The New York Times chooses Garbageland and Spook for its list of "100 Notable Books of the Year." Along with 98 other books, of course.
National Geograpic Adventure reviews The Last Gentleman Adventurer and Gone to New York: Adventures in the City this month (see New Nonfiction column to left). At least, I'm pretty sure that's where I saw both those reviews. Anyway, thumbs-up on both of them, per the reviewers. They're on my list. The books, that is. Not the reviewers.

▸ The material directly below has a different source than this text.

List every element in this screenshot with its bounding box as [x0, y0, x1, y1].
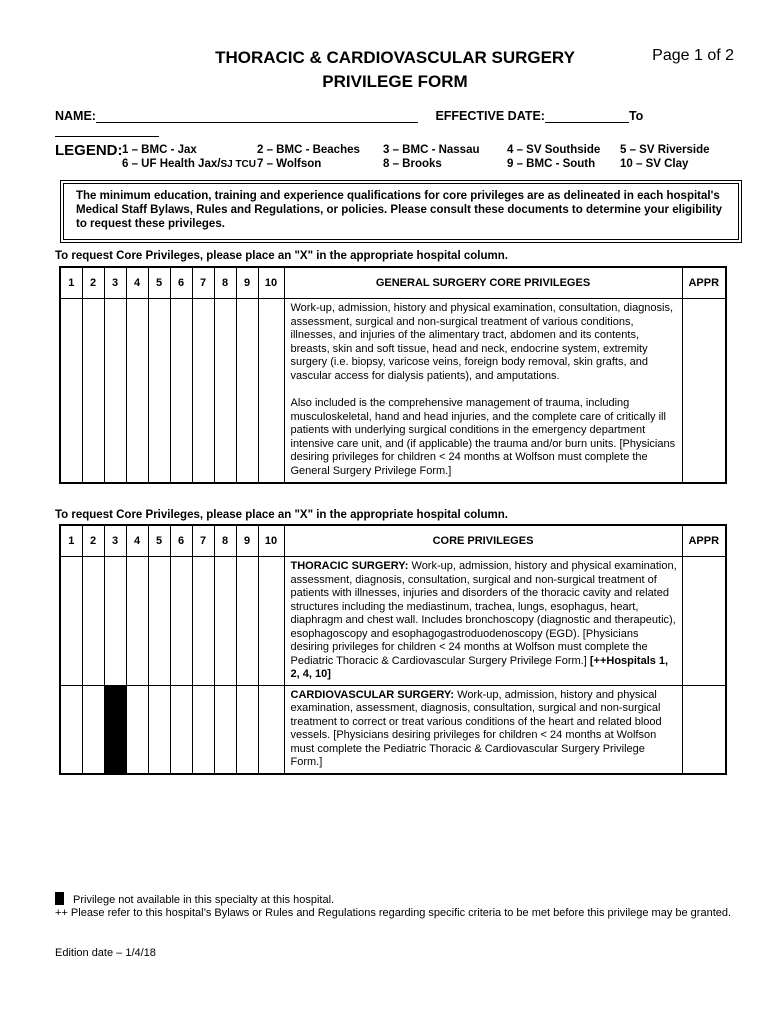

Now we come to the question that has been plaguing me--no pun intended--since reading the Sunday NYT book review. Though it may be a lucid, well-written masterpiece of investigative/scientific reporting, still, why would anyone read The Monster at Our Door: The Global Threat of Avian Flu? It's not that I have anything against the book, per se. It's just that I can't imagine what good would come of reading it. So I can lie in bed at night obsessing over something I have NO POWER WHATSOEVER TO DO ANYTHING ABOUT? So I can storm the barricades and demand the government put all its energy and resources into fighting a potential global pandemic--as opposed to fighting global warming? or world poverty? or terrorism? or malaria? or AIDS? or nuclear proliferation? or future flooding on the Gulf Coast? or failing schools? the health-care crisis? genocide in Sudan? child-prostitution in Asia?
The point I'm making here is that every day we are fed an entirely new menu of terrible news and terrifying portents and awful things about which, I guess, we're supposed to become alarmed and outraged and to demand that Something Be Done. But if anything is done, then the news stories inevitably focus on how these efforts are riven with corruption and controversy and ineptitude and internal dissent and external threats. And we the public are, I think, supposed to become alarmed and outraged all over again and demand that Something Be Done about the Something Being Done that isn't Being Done right.
It's not that each of these matters isn't important or tragic or terrible, it's just that I'm not sure what it is I'm expected to do about bird flu.
Which is why I'm planning to read nothing but Wodehouse (P.G.) and Perelman (S.J.) this month.